Inzwischen weiss man, dass es auch anders geht. Man kann Hunde erfolgreich ohne jedwede Form von körperlicher oder seelischer Gewalt erziehen. Das geht nicht schnell, aber es funktioniert. Wir müssen unseren Hunden zeigen, was sie dürfen, welches Verhalten sich für sie lohnt - anstatt ihnen immer nur zu zeigen, was für sie negative Konsequenzen haben könnte. Wir müssen endlich aufhören, Hunde immer gleich als "dominant" zu bezeichnen, ohne wirklich zu wissen, was das Wort wirklich bedeutet. Wir müssen lernen, ihre Sprache zu verstehen und mit ihnen so zu kommunizieren, dass sie uns auch verstehen können. Wir müssen die Führung übernehmen und ihnen Sicherheit geben - dazu bedarf es weder Wasserpistolen, noch Klapperdosen oder Alpharollen.

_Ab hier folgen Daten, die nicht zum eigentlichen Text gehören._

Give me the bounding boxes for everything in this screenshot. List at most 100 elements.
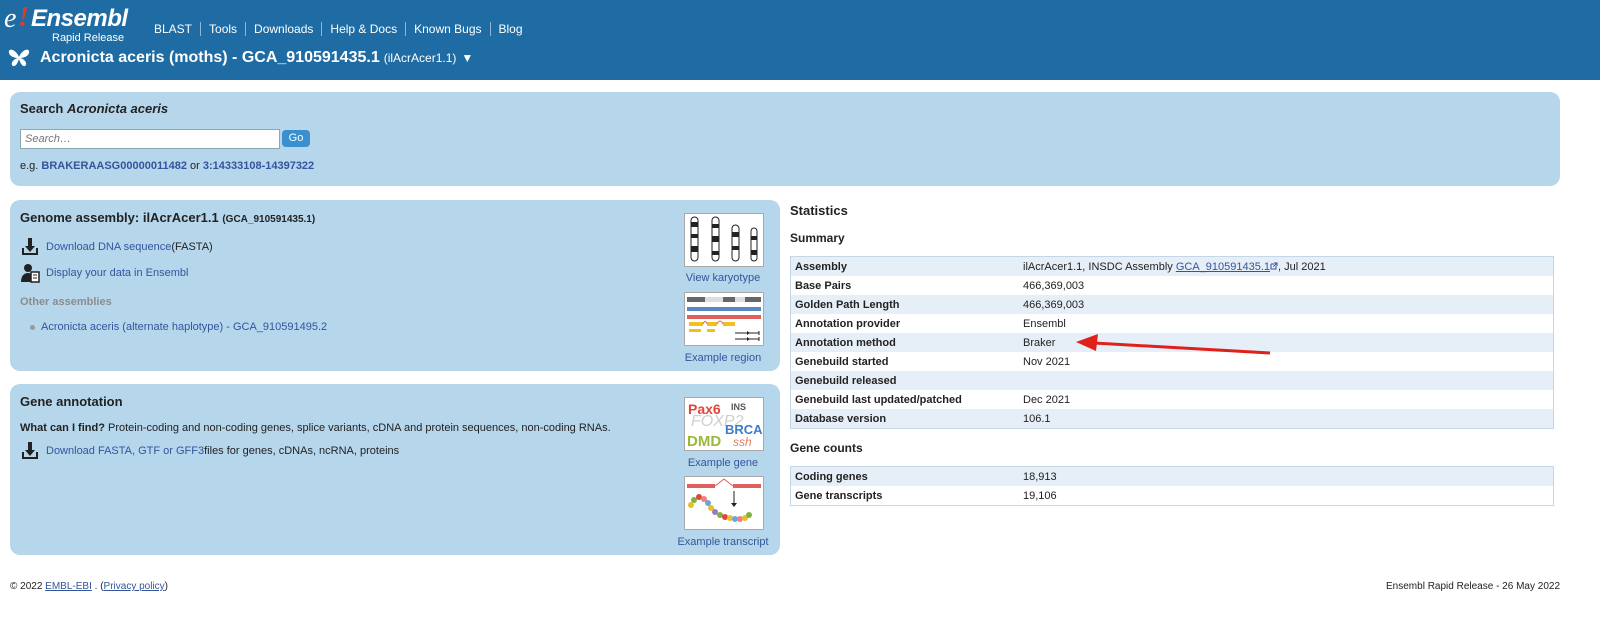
download-icon	[22, 238, 38, 255]
search-title-prefix: Search	[20, 101, 67, 116]
species-bar: Acronicta aceris (moths) - GCA_910591435…	[8, 48, 473, 68]
stat-key: Gene transcripts	[795, 489, 883, 502]
example-prefix: e.g.	[20, 160, 42, 172]
insdc-assembly-link[interactable]: GCA_910591435.1	[1176, 261, 1270, 273]
karyotype-thumbnail[interactable]	[684, 213, 764, 267]
search-title-species: Acronicta aceris	[66, 101, 169, 116]
stat-value: ilAcrAcer1.1, INSDC Assembly GCA_9105914…	[1019, 257, 1554, 277]
display-data-link[interactable]: Display your data in Ensembl	[46, 267, 188, 279]
copyright-text: © 2022	[10, 581, 46, 592]
view-karyotype-link[interactable]: View karyotype	[668, 272, 778, 284]
gene-thumbnail[interactable]: Pax6 INS FOXP2 BRCA2 DMD ssh	[684, 397, 764, 451]
search-panel: Search Acronicta aceris Go e.g. BRAKERAA…	[10, 92, 1560, 186]
nav-tools[interactable]: Tools	[201, 22, 247, 36]
embl-ebi-link[interactable]: EMBL-EBI	[45, 581, 92, 592]
gene-names-icon: Pax6 INS FOXP2 BRCA2 DMD ssh	[687, 401, 763, 450]
gene-word-dmd: DMD	[687, 433, 721, 450]
assembly-title: Genome assembly: ilAcrAcer1.1 (GCA_91059…	[20, 210, 315, 225]
search-input[interactable]	[20, 129, 280, 149]
nav-downloads[interactable]: Downloads	[246, 22, 323, 36]
stat-value	[1019, 371, 1554, 390]
example-or: or	[186, 160, 203, 172]
table-row: Annotation provider Ensembl	[790, 314, 1554, 333]
table-row: Assembly ilAcrAcer1.1, INSDC Assembly GCA…	[790, 256, 1554, 277]
example-transcript-link[interactable]: Example transcript	[668, 536, 778, 548]
assembly-accession: (GCA_910591435.1)	[222, 214, 316, 225]
example-region-link[interactable]: 3:14333108-14397322	[203, 160, 314, 172]
assembly-date: , Jul 2021	[1278, 260, 1326, 273]
other-assembly-item: Acronicta aceris (alternate haplotype) -…	[30, 321, 327, 333]
external-link-icon	[1270, 262, 1278, 269]
example-gene-link[interactable]: Example gene	[668, 457, 778, 469]
table-row: Golden Path Length 466,369,003	[790, 295, 1554, 314]
transcript-icon	[687, 478, 761, 522]
what-can-i-find-text: Protein-coding and non-coding genes, spl…	[104, 422, 611, 434]
stat-value: 466,369,003	[1023, 298, 1085, 311]
gene-counts-table: Coding genes 18,913 Gene transcripts 19,10…	[790, 466, 1554, 506]
nav-blast[interactable]: BLAST	[150, 22, 202, 36]
gene-counts-title: Gene counts	[790, 441, 863, 455]
footer-end: )	[164, 581, 169, 592]
stat-key: Base Pairs	[795, 279, 852, 292]
table-row: Base Pairs 466,369,003	[790, 276, 1554, 295]
stat-value: Ensembl	[1023, 317, 1066, 330]
statistics-title: Statistics	[790, 203, 848, 218]
search-title: Search Acronicta aceris	[20, 101, 168, 116]
top-nav: BLAST Tools Downloads Help & Docs Known …	[150, 22, 531, 36]
gene-word-ssh: ssh	[733, 435, 752, 449]
nav-known-bugs[interactable]: Known Bugs	[406, 22, 491, 36]
other-assembly-link[interactable]: Acronicta aceris (alternate haplotype) -…	[41, 321, 327, 333]
download-genes-suffix: files for genes, cDNAs, ncRNA, proteins	[204, 445, 400, 457]
stat-value: Dec 2021	[1023, 393, 1071, 406]
display-data-row: Display your data in Ensembl	[20, 263, 188, 283]
download-dna-link[interactable]: Download DNA sequence	[46, 241, 171, 253]
nav-help-docs[interactable]: Help & Docs	[322, 22, 407, 36]
logo-bang: !	[18, 2, 29, 33]
assembly-value: ilAcrAcer1.1, INSDC Assembly	[1023, 260, 1176, 273]
stat-key: Golden Path Length	[795, 298, 900, 311]
species-assembly: (ilAcrAcer1.1)	[383, 51, 457, 65]
stat-key: Annotation method	[795, 336, 896, 349]
download-genes-link[interactable]: Download FASTA, GTF or GFF3	[46, 445, 204, 457]
logo-subtitle: Rapid Release	[52, 32, 125, 44]
species-title: Acronicta aceris (moths) - GCA_910591435…	[40, 49, 380, 66]
footer-mid: . (	[91, 581, 104, 592]
region-thumbnail[interactable]	[684, 292, 764, 346]
go-button[interactable]: Go	[282, 130, 310, 147]
other-assemblies-heading: Other assemblies	[20, 296, 112, 308]
stat-key: Genebuild started	[795, 355, 889, 368]
privacy-policy-link[interactable]: Privacy policy	[104, 581, 165, 592]
download-genes-row: Download FASTA, GTF or GFF3 files for ge…	[20, 441, 399, 461]
example-region-thumb-link[interactable]: Example region	[668, 352, 778, 364]
stat-value: 466,369,003	[1023, 279, 1085, 292]
ensembl-logo[interactable]: e ! Ensembl Rapid Release	[4, 2, 134, 44]
assembly-title-text: Genome assembly: ilAcrAcer1.1	[20, 210, 219, 225]
header-bar: e ! Ensembl Rapid Release BLAST Tools Do…	[0, 0, 1600, 80]
what-can-i-find: What can I find? Protein-coding and non-…	[20, 422, 611, 434]
gene-annotation-title: Gene annotation	[20, 394, 123, 409]
stat-key: Genebuild released	[795, 374, 897, 387]
example-gene-link[interactable]: BRAKERAASG00000011482	[41, 160, 187, 172]
what-can-i-find-label: What can I find?	[20, 422, 105, 434]
stat-key: Annotation provider	[795, 317, 901, 330]
nav-blog[interactable]: Blog	[491, 22, 531, 36]
bullet-icon	[30, 324, 35, 330]
table-row: Database version 106.1	[790, 409, 1554, 429]
table-row: Genebuild last updated/patched Dec 2021	[790, 390, 1554, 409]
stat-key: Coding genes	[795, 470, 868, 483]
transcript-thumbnail[interactable]	[684, 476, 764, 530]
download-dna-row: Download DNA sequence (FASTA)	[20, 237, 213, 257]
region-icon	[687, 297, 761, 341]
stat-value: 18,913	[1023, 470, 1057, 483]
search-examples: e.g. BRAKERAASG00000011482 or 3:14333108…	[20, 160, 314, 172]
table-row: Genebuild released	[790, 371, 1554, 390]
user-data-icon	[21, 264, 40, 283]
gene-annotation-panel: Gene annotation What can I find? Protein…	[10, 384, 780, 555]
stat-key: Genebuild last updated/patched	[795, 393, 962, 406]
table-row: Gene transcripts 19,106	[790, 486, 1554, 506]
table-row: Coding genes 18,913	[790, 466, 1554, 486]
assembly-dropdown-toggle[interactable]: ▼	[461, 51, 473, 65]
footer-release: Ensembl Rapid Release - 26 May 2022	[1386, 581, 1560, 592]
stat-value: 106.1	[1023, 412, 1051, 425]
assembly-panel: Genome assembly: ilAcrAcer1.1 (GCA_91059…	[10, 200, 780, 371]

Für viele Probleme bräuchte es einen wirklich guten Trainer, der vor Ort die Situation beurteilt und uns bei der Hundeerziehung unterstützt. Oftmals können wir in der Erziehungsgruppe helfen - und tun das gerne. Aber es gibt kein Allheilmittel - jedes Problem, jede Frage muss man individuell betrachten um eine gute Lösung zu finden. Und das geht! Und zwar ganz ohne aversive Erziehungsmethoden.